If I were to continue digging into the journals as deeply as I have so far, the editor would protest that little space is left for others in this issue. I must therefore move quickly through several volumes and many worthy contributions: Elmer Purdy, son of Carl, on color forms in Rhododendron occidentale; Lester Rowntree, Louis Edmunds, and others, on Spring Wildflowers; WE Lammerts on Double Flowering Leptospermum Hybrids; EO Essig on Peony Raising in Berkeley; Edgar Anderson and Earl Hornback on A Genetical Analysis of Pink Daffodils, and many other well-known names and intriguing subjects. There is much to be learned from perusal of these journals; anyone engaged in horticultural research, or simply with a taste for the historical in gardening, should make a bee‑line for the Helen Crocker Russell Library at Strybing Arboretum, where a collection of them is maintained.

I must forego mention of most of the worthy editors of these years, deserving as they are of special praise for perseverance in educing such fine manuscripts from unpaid and tardy authors. In this way I am able to conclude this part of the story with mention of Owen Pearce, editor of the Journal for perhaps the lengthiest period of any volunteer in the job. Pearce, chairman of the editorial committee at the resignation as editor of Donald R Pratt, took over as acting editor for the January ’61 issue, after which PH (Jock) Brydon, director of Strybing Arboretum, became editor with a special issue devoted to rhododendrons.
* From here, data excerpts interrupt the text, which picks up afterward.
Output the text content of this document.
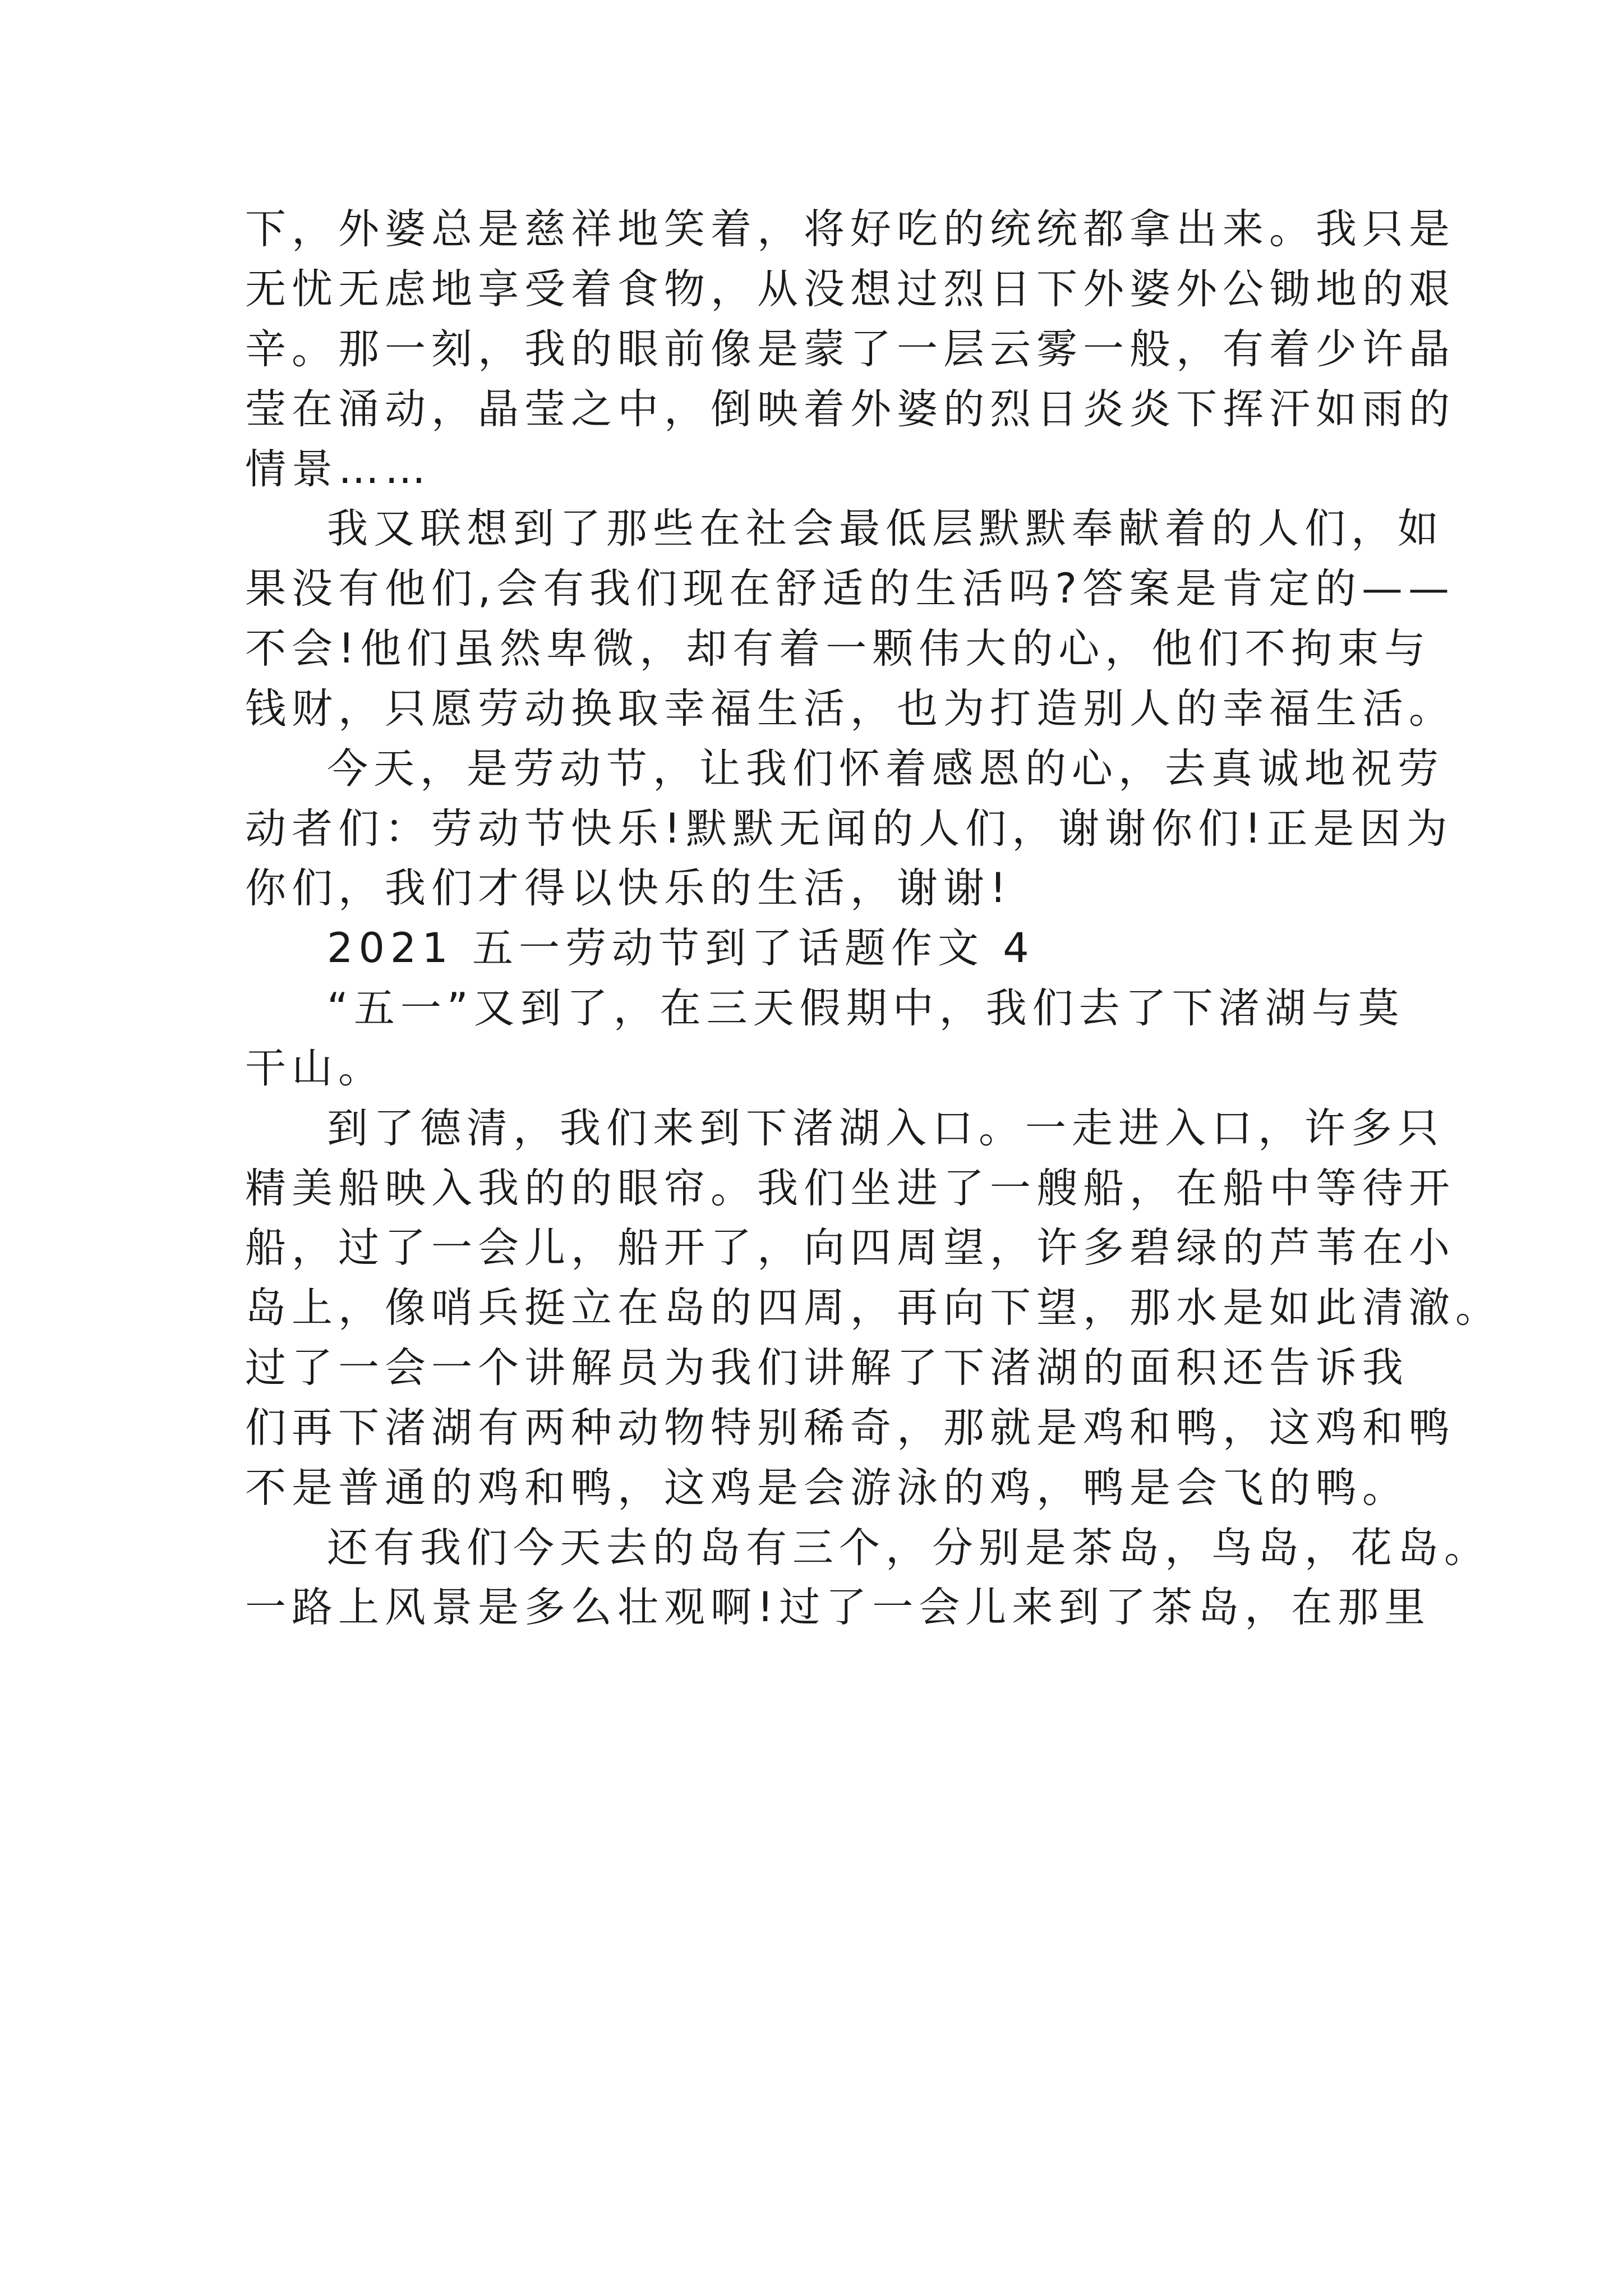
下，外婆总是慈祥地笑着，将好吃的统统都拿出来。我只是
无忧无虑地享受着食物，从没想过烈日下外婆外公锄地的艰
辛。那一刻，我的眼前像是蒙了一层云雾一般，有着少许晶
莹在涌动，晶莹之中，倒映着外婆的烈日炎炎下挥汗如雨的
情景……
我又联想到了那些在社会最低层默默奉献着的人们，如
果没有他们,会有我们现在舒适的生活吗?答案是肯定的——
不会!他们虽然卑微，却有着一颗伟大的心，他们不拘束与
钱财，只愿劳动换取幸福生活，也为打造别人的幸福生活。
今天，是劳动节，让我们怀着感恩的心，去真诚地祝劳
动者们：劳动节快乐!默默无闻的人们，谢谢你们!正是因为
你们，我们才得以快乐的生活，谢谢!
2021 五一劳动节到了话题作文 4
“五一”又到了，在三天假期中，我们去了下渚湖与莫
干山。
到了德清，我们来到下渚湖入口。一走进入口，许多只
精美船映入我的的眼帘。我们坐进了一艘船，在船中等待开
船，过了一会儿，船开了，向四周望，许多碧绿的芦苇在小
岛上，像哨兵挺立在岛的四周，再向下望，那水是如此清澈。
过了一会一个讲解员为我们讲解了下渚湖的面积还告诉我
们再下渚湖有两种动物特别稀奇，那就是鸡和鸭，这鸡和鸭
不是普通的鸡和鸭，这鸡是会游泳的鸡，鸭是会飞的鸭。
还有我们今天去的岛有三个，分别是茶岛，鸟岛，花岛。
一路上风景是多么壮观啊!过了一会儿来到了茶岛，在那里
With the January ’64 issue, Pearce took over from Brydon the task he would fulfill faithfully for the next eleven years. His term as editor saw, in the January ’68 issue, a change of title to the California Horticultural Journal. It was now published by the Pacific Horticultural Foundation, a not-for-profit corporation representing the Strybing Arboretum Society and the Western Horticultural Society as well as the original publishers, the California Horticultural Society. The Southern California Horticultural Institute (now the Southern California Horticultural Society) joined the Foundation in 1972, extending the Journal’s reach to southern California. Pearce remained editor through the inception of the most recent manifestation of the journal, Pacific Horticulture, resigning with the publication of its second issue, in April ’76.